И вот уже перед ним, стоит лишь протянуть руку, заветный дверной проем, выход из подвала. Мертвецкий рванулся изо всех сил…
В дверях возникла медузная фигура сына. «Аня! Аня! — прогавкал он и с силой захлопнул дверь. Лязгнули засовы. Мертвецкий заколотил ватными кулаками по металлу двери. Завизжал, пожалуй, впервые в своей жизни осознав ее ускользающую быстротечность.
И снизу из мрака пришел ответ.
Темнота обняла его нежно.
И когда она начала рвать на куски его тело, он уже не сопротивлялся.
Неизбежность
— Послушай! — тихий шепот разрывает ткань сна. Андрей просыпается наполовину, глаза закрыты, сознание все еще во власти сновидений. В хаос, порожденный пробуждением, врывается монотонная просьба.
Голос жены. Испуганный громкий шепот.
— Послушай… Послушай!
Он открывает глаза. Поворачивается на правый бок. В темноте двумя озерами страха, прямо перед его глазами, темнеют глаза жены. Широко, настежь распахнутые. Сквозь вязкую тьму он ощущает импульсы ужаса, исходящие от нее.
— Андрюша, пожалуйста! — она еще не видит, что он проснулся. На секунду чернота внутри него требует, чтобы он притворился спящим, не отвечал на мольбу жены, наблюдая за ее страхом.
— Оля. — Он протягивает руку, нащупывает ее тело, такое маленькое, дрожащее под одеялом, крепко обнимает. Прижимает к себе. — Девочка моя. Что случилось?
— Господи, Андрюша, как хорошо, что ты не спишь… Я, я… — голос повышается, срывается на тихий мышиный писк. Тело дрожит под его рукой. — Мне так страшно!

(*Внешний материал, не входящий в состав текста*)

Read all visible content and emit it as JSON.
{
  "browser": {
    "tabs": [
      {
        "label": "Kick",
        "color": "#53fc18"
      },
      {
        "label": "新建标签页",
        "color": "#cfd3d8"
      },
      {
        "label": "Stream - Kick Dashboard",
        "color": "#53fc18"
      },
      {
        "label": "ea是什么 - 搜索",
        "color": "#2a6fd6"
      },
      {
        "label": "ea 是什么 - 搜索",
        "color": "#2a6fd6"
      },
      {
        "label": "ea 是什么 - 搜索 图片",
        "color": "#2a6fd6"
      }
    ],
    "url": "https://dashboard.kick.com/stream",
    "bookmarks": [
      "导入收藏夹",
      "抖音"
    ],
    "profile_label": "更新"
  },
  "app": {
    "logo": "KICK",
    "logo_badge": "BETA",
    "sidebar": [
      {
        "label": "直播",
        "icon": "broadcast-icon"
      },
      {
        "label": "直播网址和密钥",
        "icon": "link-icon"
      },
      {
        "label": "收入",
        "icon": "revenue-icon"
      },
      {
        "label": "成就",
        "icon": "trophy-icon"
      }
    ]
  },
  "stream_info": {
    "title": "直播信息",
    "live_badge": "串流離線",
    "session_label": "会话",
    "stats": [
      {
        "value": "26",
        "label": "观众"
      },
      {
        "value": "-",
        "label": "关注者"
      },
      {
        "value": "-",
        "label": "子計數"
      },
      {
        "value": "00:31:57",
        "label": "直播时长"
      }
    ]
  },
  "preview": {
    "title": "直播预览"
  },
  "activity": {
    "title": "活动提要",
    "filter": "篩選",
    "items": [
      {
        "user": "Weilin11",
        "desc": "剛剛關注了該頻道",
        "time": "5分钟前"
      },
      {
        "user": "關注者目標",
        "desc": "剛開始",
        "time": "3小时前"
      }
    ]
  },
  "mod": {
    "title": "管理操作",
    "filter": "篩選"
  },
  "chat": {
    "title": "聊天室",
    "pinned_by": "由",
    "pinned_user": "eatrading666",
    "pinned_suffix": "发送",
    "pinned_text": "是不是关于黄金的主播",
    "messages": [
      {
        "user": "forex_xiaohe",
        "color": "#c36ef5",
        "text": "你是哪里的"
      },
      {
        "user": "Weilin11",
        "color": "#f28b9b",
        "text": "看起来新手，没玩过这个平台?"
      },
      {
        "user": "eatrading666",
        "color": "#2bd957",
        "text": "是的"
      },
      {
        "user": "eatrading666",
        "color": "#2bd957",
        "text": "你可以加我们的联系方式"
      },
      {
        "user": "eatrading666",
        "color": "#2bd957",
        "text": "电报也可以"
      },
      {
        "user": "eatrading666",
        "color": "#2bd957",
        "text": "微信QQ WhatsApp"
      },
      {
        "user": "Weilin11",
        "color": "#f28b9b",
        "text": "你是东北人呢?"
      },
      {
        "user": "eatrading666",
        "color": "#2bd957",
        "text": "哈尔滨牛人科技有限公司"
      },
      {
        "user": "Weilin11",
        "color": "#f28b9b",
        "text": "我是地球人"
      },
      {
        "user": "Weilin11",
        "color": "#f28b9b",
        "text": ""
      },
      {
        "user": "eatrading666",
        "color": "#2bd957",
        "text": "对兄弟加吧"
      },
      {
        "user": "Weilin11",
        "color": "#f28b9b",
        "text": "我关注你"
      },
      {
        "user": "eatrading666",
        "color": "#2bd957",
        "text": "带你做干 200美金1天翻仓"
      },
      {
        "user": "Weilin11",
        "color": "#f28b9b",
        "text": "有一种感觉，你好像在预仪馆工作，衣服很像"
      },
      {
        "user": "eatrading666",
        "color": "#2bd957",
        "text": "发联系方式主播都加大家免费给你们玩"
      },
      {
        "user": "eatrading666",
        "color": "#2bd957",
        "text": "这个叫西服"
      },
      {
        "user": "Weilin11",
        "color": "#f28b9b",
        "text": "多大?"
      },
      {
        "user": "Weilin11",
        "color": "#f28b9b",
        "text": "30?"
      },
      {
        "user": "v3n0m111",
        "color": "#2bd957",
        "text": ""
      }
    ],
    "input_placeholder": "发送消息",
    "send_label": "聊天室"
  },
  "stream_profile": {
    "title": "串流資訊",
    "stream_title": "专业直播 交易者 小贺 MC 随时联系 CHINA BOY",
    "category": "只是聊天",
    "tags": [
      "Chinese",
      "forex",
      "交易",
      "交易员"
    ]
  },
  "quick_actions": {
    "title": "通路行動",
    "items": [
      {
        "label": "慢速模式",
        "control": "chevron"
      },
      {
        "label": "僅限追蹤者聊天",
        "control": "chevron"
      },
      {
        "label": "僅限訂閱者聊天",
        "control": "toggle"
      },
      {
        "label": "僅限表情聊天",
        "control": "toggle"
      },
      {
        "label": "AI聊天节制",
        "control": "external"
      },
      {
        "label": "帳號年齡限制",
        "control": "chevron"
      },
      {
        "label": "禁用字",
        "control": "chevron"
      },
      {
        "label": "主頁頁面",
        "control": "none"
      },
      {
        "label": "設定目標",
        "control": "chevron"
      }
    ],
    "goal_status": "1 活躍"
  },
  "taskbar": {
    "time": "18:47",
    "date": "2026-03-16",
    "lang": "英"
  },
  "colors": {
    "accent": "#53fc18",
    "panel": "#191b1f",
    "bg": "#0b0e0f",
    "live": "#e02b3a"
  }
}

Теперь, когда его глаза привыкли к темноте, он видит, что она плачет. По–детски, скривив лицо, морщит нос. Он гладит ее по спине, похлопывает, как порой похлопывает сына, когда мальчик кричит ночью, увидев плохой сон. Ужас, что стрелой кольнул его, уже отступил. Ничего не произошло. Ничего…
— Это сон, да? — тихонько спрашивает он… — Тебе приснился сон?
Жена смотрит на него прямо, неестественно — широко раскрытые глаза источают физически ощутимый мрак.
— Мне… Да. Это был сон, — снова переходит на шепот. Истерические нотки постепенно исчезают из ее голоса, тьма пожирает их.
— Верно… сон… Андрей! Это было… так последовательно. Так ведь не бывает во снах.., чтобы все было… логично, верно?